See the full list of #EducatingOmand: Detention albums
Oh, the irony that the final album on my list of #EducatingOmand Detention albums, instigated because I was allegedly caught doing maths in Mr Jones' music class earlier in the year, is called The Downfall of Math. Nice one, Mr Sambrook.
And, talking of titles, the first thing I indeed noticed about the album after its ironic name was the song titles themselves. I mean, yeah, I usually read the tracklisting on any album but I wasn’t expecting to see names like “The Cat is a Landmine”, “I Swallowed Hard, Like I Understood” or, what must now be my most favourite song title ever, “Install a Beak in the Heart that Clucks Time in Arabic.” Seriously, how could you NOT want to listen to that?
So what of the music itself? For a band called 65 Days of Static it’s appropriate that the first track starts with, yes, static. Fizzy white noise abounds in the first track so don’t worry, your stereo hasn’t gone funny. The short opener then goes on to become a mashup of The Orb and Faithless as ambient samples mix with a seriously 90s dancefloor beat.
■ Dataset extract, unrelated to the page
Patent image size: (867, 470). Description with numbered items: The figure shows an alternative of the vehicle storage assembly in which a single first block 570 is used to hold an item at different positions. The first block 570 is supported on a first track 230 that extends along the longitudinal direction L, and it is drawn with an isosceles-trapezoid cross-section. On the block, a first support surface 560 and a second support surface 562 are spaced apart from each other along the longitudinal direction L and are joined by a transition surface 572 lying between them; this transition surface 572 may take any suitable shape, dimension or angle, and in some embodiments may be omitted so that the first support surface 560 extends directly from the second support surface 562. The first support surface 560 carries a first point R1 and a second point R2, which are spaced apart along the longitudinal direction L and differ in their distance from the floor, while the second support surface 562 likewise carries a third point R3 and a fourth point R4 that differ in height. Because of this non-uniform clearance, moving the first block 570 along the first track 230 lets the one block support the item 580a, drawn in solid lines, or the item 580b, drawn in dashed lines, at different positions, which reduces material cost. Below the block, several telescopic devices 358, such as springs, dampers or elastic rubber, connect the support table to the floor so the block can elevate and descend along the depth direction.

Next we get to the wonderfully titled Beak song that I mentioned, which still has the electronic beat with computerised beeps and fab keys which gradually gets heavier with the addition of guitars and the most amazing drum solo that I’ve heard for a while as, all the time, that insistent beep hangs in the background. It really is quite impressive. The excellent percussion continues through Retreat! Retreat! before being replaced by electronica again, along with wind and melancholy piano in the amazing 107 seconds of Default This. More electronica starts I Swallowed Hard… with an insistent fly-buzz noise and marvellously heavy bass which settles down again to become basically what sounds like an 80s arcade machine being played in the middle of a gig, like someone in the pub got bored of listening to the band. And I must admit that, by this point, I’d got a bit bored as well, even though it’s only half way through the album. The intros are all superb; interesting, unusual, experimental, but often this falls away a couple of minutes into the rest of the track to leave a rock band’s niteclub DJ remix. It’s all good but I found that I tended to tune out of it as the track went on until the next intro grabbed my attention.
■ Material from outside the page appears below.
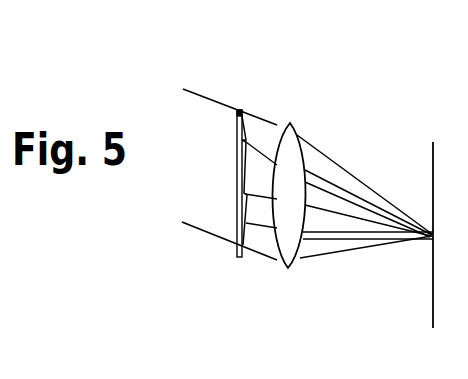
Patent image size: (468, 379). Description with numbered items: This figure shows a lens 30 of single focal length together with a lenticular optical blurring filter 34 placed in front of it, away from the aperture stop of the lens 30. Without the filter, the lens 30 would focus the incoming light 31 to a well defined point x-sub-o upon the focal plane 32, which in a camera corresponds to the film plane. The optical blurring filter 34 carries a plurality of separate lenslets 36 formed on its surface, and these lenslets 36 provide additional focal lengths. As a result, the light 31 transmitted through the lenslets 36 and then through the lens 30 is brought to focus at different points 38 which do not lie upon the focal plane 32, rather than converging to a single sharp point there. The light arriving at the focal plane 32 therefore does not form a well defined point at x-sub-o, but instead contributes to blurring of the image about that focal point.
So an album of peaks and troughs for me. Nothing awful, far from it, and it’s definitely the kind of stuff I’d have on in the background while doing something else because it’s not the intense aural experience of some of the ones that I’ve had this year, but it’s also not the intense aural experience of some of the ones that I’ve had this year, if that makes sense. And they certainly win the award for best track name ever.